Frequency Specific Resonance Concepts

   Credit for the initial development Frequency Specific Resonance was based on frequencies developed and clinically applied by Dr Harry VanGelder, an osteophathic physician who practiced in Canada and the US between 1947 and the early 1991’s. The frequencies clinically developed by Dr VanGelder were less than 1000 Hz (cycles per second) and applied via transcutaneous electrical nerve stimulation (TENS) skin electrodes. In the 1990’s, two chiropractic physician, Dr. Carolyn McMakin and Dr. George Douglas, started applying the frequencies developed by Dr VanGelder. This history is well documented on the www.frequencyspecific.com web site and Dr Carolyn McMakin’s two books; Frequency Specific Microcurrent Pain Management and The Resonance Effect. In January 1997, Dr McMakin started teaching seminars on the clinical application of specific frequencies via microcurrent TENS. Over the past 25 years thousands of health care practioners have been trained in the clinical application of Frequency Specific Microcurrent. Published controlled studies in the medical literature (PubMed search) are very limited to date. The majority of the clinical data is from clinical practice.
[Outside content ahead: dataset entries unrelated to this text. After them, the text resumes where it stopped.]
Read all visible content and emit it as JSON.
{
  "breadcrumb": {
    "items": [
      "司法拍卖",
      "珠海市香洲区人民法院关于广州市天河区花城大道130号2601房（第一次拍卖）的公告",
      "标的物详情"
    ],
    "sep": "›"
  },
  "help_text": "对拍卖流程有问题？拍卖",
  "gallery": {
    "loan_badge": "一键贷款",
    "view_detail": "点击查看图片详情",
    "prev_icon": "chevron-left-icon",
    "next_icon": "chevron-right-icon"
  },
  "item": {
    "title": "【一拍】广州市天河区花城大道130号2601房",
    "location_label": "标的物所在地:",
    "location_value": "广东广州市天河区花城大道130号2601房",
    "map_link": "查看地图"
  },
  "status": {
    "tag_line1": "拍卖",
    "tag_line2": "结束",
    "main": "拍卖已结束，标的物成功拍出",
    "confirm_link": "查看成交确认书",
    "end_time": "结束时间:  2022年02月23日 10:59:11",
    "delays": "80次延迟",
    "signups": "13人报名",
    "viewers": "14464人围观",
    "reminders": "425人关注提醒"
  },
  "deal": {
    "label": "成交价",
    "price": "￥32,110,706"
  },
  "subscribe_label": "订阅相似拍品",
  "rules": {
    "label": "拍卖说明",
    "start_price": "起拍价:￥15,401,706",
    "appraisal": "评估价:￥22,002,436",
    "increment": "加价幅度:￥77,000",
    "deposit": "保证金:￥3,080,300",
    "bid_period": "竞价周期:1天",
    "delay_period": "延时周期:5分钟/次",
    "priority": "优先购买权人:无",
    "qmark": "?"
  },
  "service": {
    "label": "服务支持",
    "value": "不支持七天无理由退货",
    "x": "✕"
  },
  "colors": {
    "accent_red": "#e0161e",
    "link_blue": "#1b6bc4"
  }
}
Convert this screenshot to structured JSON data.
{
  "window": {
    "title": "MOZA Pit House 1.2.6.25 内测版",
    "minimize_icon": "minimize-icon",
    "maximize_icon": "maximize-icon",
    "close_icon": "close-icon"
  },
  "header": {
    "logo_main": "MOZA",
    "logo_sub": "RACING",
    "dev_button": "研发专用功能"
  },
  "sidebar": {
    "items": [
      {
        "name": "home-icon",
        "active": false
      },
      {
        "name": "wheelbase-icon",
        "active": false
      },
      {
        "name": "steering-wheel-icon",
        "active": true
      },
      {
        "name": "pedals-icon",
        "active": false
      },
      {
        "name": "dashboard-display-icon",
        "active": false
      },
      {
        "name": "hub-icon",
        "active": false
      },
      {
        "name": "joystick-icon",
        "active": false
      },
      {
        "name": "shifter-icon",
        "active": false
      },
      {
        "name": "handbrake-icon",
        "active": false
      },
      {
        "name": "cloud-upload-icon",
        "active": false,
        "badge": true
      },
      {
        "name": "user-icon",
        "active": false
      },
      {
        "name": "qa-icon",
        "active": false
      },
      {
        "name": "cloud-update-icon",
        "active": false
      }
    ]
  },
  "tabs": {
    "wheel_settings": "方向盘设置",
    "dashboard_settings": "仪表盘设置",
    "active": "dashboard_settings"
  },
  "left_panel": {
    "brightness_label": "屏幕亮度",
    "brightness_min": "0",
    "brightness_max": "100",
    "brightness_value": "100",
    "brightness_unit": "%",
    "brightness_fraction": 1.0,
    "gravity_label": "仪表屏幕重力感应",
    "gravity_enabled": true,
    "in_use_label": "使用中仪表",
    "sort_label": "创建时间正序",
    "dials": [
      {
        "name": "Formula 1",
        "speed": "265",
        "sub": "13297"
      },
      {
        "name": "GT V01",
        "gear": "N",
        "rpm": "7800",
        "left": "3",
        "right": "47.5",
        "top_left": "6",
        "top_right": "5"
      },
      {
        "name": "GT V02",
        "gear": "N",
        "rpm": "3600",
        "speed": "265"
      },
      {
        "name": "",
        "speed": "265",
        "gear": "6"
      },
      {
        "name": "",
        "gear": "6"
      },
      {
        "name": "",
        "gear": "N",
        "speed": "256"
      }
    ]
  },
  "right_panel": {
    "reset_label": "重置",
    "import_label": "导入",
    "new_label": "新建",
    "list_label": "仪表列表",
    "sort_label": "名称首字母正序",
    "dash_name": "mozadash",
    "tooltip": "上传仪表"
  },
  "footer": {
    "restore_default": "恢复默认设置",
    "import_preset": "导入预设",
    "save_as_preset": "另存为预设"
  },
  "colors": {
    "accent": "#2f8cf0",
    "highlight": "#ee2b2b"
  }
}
   The first fundamental hypothesis is that structural elements or biological tissues have specific resonant frequencies. The resonant frequency or frequencies of the structural elements and biological tissues were determined by practicing Clinicians based upon the patient’s clinical response. Once the structural elements and biological tissues/organs of interest were identified, the dysfunctional aspects of the identified tissue/organ system was determined. For example, if the patient presents with shoulder pain, the structural elements of the anatomical tissue and organ systems is determined i.e. the shoulder capsul and ligamentous structures, collagen structures, osseous structures, joint fluid, arterial and venous structures.

   The second fundamental hypothesis is that the functional attributes of tissue and organ systems have specific resonant frequencies. The resonant frequency or frequencies of the functional elements were determined by practicing clinicians based upon the patient’s clinical response. For example, the dysfunctional aspects of the functional elements of the anatomical tissue and/or organ systems is determined: inflammation, necrosis, sclerosis, calcification, infection, rupture, tears, hemorrhage and disruption of structural elements such as collagen, ligaments, and capsuls.

Concepts of Frequency Files: Frequency Syntax

Frequency programs are constructed with the following concepts in mind:

  1. Individual frequencies are considered “Frequency Letters” of the “Frequency Alphabet”
  2. “Frequency Letters”, based upon structural and functional considerations, are combined to from “Frequency Words”
  3. “Frequency Words” are multiple frequencies that are generated at the same time and require at least one “Functional Letter” and one “Structural Letter”.
  4. “Frequency Words”, represent a set of frequencies that are generated at the same time for the same duration.
  5. “Frequency Words” are combined to compose “Frequency Sentences”
  6. “Frequency Sentences”, are “Frequency Words” played sequentially
  7. “Frequency Sentences” form the composition of “Frequency Files” targeting a specific structural dysfunction or imbalance.
  8. And finally a “Frequency Paragraph” is a series of “Frequency Sentences” that are generated sequentially; i.e. a series of sequentially generated frequency files.

   For a given patient, multiple Frequency Files are often required. Frequency Generators have the capability of generating magnetic, electric or electromagnetic frequency files sequentially or simultaneously.

In addition, resonant frequencies can be amplified by the following techniques:

   The frequency files applied by the Frequency Generators is determined based upon an understanding of the anatomy and structural elements of the tissues or organ system involved. The greater the accuracy in identifying structural tissues/organs and the dysfunctional aspects of the identified tissue/organ system the better the clinical outcome.

In brief summary for a treatment protocol to be clinically effective the following elements had to be correctly identified:

  1. Identification of the Structural Elements involved;
  2. Identification of the Functional/Dysfunctional Elements involved;
  3. Treatment protocol requiring identification of the treatment field, treatment duration of the structural and dysfunctional elements.